Toomey invited Joseph V. Topper Jr., chief executive officer of Allentown-based Dunne Manning Inc., which nationally distributes petroleum and convenience retail products, provides carwash services and employes more than 2,500. Topper also co-founded City Center Investment Corp. in 2001 to redevelop downtown Allentown.
In past years, Toomey has invited York Mayor Kim Bracey and state Sen. Hardy Williams of Philadelphia, both black Democrats. In 2016, he invited state Trooper Alex Douglass, who survived convicted murderer Eric Frein’s late-night ambush outside the Blooming Grove State Police barracks in September 2014.
For his first State of the Union, Keller invited Larry Allison Jr., president of Allison Crane & Rigging in Williamsport.
“Larry is a friend and respected community leader,” Keller spokesman Jason Gottesman said.
It’s not unusual for congressmen to invite family members.
At least twice, Casey’s wife, Terese, has sat in the gallery. In 2016, Cartwright hosted his son, Jack.
This year, Rep. Dan Meuser, R-9, Dallas, who last year had his wife, Shelley, in the gallery, will keep up the congressional tradition of occasionally inviting a family member.
“Well, my special guest is a great woman of tremendous character, incredibly kind and a master of child rearing,” Meuser said. “My mom, Maeve Meuser.”
Scranton native Patrick Flynn will sit in the U.S. House gallery as the guest of a congresswoman from southeastern Pennsylvania for the State of the Union tonight.
Hoping to highlight her fight against the opioid crisis, Rep. Madeleine Dean, D-4, Montgomery, invited Flynn, 30, a Philadelphia resident and a government affairs specialist for Independence Blue Cross, to highlight his creation of Someone Like You.

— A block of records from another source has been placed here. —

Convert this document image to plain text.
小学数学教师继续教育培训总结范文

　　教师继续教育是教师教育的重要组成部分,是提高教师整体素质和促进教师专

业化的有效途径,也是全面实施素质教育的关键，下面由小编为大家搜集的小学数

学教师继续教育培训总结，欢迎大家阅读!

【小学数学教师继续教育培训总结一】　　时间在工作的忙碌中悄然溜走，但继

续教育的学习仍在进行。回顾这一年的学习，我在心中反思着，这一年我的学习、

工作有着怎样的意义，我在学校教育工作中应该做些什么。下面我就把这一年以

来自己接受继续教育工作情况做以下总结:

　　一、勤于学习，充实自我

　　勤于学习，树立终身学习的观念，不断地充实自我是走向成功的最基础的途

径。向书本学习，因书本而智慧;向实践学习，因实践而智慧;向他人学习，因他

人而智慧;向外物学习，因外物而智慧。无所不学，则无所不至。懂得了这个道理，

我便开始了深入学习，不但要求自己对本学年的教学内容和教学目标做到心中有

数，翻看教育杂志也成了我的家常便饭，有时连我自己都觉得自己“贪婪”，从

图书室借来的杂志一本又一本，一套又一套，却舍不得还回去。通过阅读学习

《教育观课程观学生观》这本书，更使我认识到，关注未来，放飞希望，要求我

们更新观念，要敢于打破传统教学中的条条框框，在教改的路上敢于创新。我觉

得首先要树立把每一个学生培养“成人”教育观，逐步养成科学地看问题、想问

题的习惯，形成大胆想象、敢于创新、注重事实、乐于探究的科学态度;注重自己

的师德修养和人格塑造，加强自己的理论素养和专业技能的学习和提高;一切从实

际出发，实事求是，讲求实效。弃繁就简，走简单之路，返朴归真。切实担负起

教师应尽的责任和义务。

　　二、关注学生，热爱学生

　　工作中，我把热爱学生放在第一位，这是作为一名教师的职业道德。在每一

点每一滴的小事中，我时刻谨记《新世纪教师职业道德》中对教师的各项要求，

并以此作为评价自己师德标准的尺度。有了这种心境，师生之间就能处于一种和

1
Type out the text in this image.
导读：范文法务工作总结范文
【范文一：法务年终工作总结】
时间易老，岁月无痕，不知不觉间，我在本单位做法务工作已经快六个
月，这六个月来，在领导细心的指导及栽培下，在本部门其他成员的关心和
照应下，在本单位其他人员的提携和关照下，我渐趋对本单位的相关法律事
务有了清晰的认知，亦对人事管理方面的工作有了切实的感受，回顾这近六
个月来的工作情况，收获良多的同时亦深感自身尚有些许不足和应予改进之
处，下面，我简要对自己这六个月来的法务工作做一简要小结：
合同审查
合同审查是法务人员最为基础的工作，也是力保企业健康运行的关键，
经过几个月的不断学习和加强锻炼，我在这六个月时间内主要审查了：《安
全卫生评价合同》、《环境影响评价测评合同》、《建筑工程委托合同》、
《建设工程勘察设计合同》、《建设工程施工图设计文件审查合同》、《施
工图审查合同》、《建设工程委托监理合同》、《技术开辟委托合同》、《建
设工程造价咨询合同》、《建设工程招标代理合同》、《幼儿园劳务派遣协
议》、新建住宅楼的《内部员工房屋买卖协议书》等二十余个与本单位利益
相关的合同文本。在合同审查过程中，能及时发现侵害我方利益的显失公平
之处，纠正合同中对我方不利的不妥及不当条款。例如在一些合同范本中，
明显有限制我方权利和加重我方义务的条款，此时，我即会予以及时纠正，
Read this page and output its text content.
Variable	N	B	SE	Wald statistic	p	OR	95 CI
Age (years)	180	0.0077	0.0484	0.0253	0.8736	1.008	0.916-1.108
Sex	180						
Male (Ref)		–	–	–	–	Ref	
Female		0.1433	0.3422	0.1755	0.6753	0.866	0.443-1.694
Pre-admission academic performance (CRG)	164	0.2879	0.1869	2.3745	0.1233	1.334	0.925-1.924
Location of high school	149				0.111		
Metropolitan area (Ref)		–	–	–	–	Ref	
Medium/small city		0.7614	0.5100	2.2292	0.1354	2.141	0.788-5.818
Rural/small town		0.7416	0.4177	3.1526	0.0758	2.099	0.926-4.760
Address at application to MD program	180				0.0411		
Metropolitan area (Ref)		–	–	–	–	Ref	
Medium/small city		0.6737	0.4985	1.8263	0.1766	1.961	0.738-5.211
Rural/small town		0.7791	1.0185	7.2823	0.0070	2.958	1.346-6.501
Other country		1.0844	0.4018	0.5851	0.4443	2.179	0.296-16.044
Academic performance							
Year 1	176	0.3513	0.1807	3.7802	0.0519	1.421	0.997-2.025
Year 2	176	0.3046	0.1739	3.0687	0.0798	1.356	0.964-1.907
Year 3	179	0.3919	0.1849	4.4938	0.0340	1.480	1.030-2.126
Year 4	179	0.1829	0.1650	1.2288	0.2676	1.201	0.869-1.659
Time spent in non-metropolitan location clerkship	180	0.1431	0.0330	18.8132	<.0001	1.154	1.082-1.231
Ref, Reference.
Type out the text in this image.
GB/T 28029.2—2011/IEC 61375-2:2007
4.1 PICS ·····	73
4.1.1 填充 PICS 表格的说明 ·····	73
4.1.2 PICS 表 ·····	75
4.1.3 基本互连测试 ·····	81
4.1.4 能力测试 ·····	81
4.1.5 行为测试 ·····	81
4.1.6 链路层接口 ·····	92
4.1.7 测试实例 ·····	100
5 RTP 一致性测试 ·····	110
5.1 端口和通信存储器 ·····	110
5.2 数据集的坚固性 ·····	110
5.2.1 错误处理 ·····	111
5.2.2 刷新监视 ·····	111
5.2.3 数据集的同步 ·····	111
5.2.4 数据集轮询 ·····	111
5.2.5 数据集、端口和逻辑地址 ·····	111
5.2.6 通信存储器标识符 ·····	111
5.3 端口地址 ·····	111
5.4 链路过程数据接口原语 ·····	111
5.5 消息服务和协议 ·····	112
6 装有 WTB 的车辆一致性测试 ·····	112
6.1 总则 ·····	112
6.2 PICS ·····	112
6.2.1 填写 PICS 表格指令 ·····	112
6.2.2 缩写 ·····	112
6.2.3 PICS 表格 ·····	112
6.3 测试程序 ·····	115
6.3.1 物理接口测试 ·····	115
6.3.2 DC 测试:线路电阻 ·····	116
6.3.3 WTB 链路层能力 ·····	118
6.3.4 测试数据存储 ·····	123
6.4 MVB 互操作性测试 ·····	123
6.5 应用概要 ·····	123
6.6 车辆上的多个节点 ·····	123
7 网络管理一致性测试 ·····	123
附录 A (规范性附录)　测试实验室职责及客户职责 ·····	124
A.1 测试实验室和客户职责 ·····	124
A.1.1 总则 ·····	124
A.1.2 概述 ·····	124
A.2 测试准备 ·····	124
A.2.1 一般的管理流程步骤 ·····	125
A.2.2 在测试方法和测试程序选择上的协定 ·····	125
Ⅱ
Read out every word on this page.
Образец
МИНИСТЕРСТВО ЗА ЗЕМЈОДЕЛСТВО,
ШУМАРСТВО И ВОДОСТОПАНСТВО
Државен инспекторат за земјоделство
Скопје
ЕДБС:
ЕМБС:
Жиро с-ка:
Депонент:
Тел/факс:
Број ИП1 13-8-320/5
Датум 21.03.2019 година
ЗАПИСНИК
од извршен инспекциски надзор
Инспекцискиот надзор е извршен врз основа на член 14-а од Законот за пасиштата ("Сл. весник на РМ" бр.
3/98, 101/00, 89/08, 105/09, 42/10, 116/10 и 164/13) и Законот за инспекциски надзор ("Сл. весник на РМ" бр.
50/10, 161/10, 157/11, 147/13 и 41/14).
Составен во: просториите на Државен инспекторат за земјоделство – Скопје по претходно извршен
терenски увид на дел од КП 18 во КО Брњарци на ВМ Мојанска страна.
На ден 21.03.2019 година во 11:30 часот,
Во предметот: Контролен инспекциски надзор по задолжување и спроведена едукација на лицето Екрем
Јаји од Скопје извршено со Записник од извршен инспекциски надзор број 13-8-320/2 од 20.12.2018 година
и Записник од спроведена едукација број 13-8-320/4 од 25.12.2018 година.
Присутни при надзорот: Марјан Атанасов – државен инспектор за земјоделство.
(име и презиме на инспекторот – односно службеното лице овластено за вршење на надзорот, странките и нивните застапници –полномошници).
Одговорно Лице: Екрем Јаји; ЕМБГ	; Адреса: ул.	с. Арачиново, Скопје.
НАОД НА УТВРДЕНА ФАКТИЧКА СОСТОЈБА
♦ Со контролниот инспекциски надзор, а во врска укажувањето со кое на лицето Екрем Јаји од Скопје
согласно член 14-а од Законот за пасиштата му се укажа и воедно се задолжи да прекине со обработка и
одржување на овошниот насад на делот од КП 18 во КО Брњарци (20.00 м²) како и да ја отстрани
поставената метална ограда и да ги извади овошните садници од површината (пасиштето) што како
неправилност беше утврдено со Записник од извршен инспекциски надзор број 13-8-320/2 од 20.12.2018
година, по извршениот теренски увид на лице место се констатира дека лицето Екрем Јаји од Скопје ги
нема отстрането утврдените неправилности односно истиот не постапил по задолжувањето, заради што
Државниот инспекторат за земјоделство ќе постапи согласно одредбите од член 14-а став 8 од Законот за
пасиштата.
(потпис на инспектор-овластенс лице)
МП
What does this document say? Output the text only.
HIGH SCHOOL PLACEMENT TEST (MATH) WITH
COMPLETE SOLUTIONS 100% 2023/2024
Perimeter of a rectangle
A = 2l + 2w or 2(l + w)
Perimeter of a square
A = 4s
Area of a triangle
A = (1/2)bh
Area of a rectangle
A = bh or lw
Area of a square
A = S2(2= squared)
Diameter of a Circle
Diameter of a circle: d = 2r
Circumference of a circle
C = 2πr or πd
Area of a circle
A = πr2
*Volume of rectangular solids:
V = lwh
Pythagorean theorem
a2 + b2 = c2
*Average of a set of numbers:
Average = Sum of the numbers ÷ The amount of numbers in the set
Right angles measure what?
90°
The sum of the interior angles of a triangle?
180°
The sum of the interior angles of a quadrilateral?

Flynn, in recovery for five years after a 10-year struggle with addiction, created Someone You Know to destigmatize addiction among employees within Independence Blue Cross.
Flynn is the son of the late Matthew Flynn and his wife, the former Catherine Kerrigan. Matthew Flynn served as executive director of the Scranton Cultural Center at Masonic Temple until his death in May 2011. State Rep. Marty Flynn, D-113, Scranton, is Patrick Flynn’s first cousin.